Martha invited Rachel to volunteer. "Back when I worked as a nurse, I met Marisa Weiss [LBBC’s founder]—she came to the pharmaceutical company where I worked and gave a lecture," Rachel says. "I was impressed, so when Martha suggested it, I wanted to come."
Rachel began volunteering regularly in LBBC’s office. In 2008, she received the Ann Klein Volunteer Award at our annual volunteer party for her many hours of help with administrative tasks. Both Rachel and Martha continue to volunteer at the office, and they represent LBBC and distribute materials at health fairs and other Philadelphia events. They are a pleasure to work with, and we value their contributions.
Helping others learn about breast cancer has enriched Rachel’s life.

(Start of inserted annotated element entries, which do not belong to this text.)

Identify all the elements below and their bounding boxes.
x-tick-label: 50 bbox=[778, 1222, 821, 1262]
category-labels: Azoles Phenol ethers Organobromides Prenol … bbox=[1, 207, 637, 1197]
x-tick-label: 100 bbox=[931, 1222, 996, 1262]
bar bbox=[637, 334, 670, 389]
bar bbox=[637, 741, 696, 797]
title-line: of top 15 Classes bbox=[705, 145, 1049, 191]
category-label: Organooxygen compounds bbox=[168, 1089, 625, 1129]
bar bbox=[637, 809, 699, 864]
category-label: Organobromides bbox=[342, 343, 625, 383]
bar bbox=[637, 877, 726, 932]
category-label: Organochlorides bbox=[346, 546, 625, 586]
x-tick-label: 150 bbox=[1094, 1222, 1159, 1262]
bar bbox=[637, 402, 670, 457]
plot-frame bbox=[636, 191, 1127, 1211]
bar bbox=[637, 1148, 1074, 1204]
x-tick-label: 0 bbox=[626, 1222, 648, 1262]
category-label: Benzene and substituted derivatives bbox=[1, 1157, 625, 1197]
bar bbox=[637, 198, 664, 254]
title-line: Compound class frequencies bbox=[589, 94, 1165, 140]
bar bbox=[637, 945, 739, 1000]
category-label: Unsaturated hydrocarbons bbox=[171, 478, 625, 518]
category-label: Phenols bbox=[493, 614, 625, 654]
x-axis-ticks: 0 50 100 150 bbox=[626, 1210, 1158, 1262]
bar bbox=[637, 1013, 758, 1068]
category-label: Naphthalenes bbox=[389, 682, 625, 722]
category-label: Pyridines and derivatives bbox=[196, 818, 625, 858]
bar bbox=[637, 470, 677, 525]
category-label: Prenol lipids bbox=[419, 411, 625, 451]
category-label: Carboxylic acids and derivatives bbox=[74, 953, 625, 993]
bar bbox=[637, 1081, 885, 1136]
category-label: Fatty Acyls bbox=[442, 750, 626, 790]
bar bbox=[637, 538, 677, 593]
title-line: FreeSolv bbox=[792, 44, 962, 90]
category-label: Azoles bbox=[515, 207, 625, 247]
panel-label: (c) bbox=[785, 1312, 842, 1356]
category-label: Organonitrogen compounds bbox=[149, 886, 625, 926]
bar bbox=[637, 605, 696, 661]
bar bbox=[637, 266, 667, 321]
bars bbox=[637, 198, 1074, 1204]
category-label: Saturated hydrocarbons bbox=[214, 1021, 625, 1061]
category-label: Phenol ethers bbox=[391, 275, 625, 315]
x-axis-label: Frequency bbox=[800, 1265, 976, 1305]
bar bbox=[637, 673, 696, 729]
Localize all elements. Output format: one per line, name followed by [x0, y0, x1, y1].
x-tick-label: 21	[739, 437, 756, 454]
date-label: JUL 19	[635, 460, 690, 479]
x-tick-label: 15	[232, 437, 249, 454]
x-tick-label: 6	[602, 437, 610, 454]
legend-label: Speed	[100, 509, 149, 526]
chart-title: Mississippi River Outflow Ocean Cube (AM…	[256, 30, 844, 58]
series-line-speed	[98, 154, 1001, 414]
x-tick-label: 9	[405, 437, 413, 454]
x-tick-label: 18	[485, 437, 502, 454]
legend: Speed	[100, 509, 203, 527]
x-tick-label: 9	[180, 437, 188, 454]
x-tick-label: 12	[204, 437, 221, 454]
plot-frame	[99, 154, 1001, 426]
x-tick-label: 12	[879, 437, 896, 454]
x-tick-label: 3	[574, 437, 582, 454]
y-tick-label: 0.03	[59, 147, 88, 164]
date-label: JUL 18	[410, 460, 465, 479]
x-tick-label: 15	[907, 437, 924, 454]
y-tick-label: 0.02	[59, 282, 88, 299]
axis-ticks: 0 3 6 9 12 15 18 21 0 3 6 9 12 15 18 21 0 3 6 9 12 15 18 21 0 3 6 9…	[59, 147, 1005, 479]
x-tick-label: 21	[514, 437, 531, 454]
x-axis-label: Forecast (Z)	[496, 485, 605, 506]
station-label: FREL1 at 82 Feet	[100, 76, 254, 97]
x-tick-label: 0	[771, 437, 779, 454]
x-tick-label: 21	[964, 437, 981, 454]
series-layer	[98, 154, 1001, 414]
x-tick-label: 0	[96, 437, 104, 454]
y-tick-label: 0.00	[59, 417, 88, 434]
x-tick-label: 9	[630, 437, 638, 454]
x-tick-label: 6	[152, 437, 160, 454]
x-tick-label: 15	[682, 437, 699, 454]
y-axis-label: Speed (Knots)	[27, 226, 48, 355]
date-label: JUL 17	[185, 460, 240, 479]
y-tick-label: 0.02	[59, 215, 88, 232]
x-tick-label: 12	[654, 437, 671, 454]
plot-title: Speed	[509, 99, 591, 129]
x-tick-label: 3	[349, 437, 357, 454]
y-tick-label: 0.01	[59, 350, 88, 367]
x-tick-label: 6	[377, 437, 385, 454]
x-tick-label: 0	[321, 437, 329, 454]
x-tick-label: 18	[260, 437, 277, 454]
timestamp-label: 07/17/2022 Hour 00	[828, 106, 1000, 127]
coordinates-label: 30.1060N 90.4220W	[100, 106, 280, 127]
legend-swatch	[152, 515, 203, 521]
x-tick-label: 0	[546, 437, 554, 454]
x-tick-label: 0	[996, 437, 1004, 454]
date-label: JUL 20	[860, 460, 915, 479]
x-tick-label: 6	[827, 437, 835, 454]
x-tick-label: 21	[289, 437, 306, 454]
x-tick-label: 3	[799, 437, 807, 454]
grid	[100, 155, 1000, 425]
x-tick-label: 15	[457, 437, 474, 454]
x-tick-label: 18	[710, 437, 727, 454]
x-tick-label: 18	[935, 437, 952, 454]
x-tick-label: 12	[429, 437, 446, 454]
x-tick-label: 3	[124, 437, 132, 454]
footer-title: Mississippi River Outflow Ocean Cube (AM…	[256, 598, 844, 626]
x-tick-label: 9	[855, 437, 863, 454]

"I also feel an extra need to educate young women about breast cancer, as my daughter-in-law was diagnosed with an aggressive breast cancer several months after my treatment," she says.
Martha says she volunteers for LBBC because it is a worthwhile, quality organization. "Having been in the medical field, I know when [an organization] is offering good information."
Both women value the connections they make when helping other women affected by breast cancer.
"You have to do all you can for calming and building your spirit. Being a scientist, I had never paid much attention to my emotional side—I was more practical," Martha says. "But I’ve found this is something I’ve had to pay attention to since my diagnosis, and volunteering for an organization like LBBC helps me do that."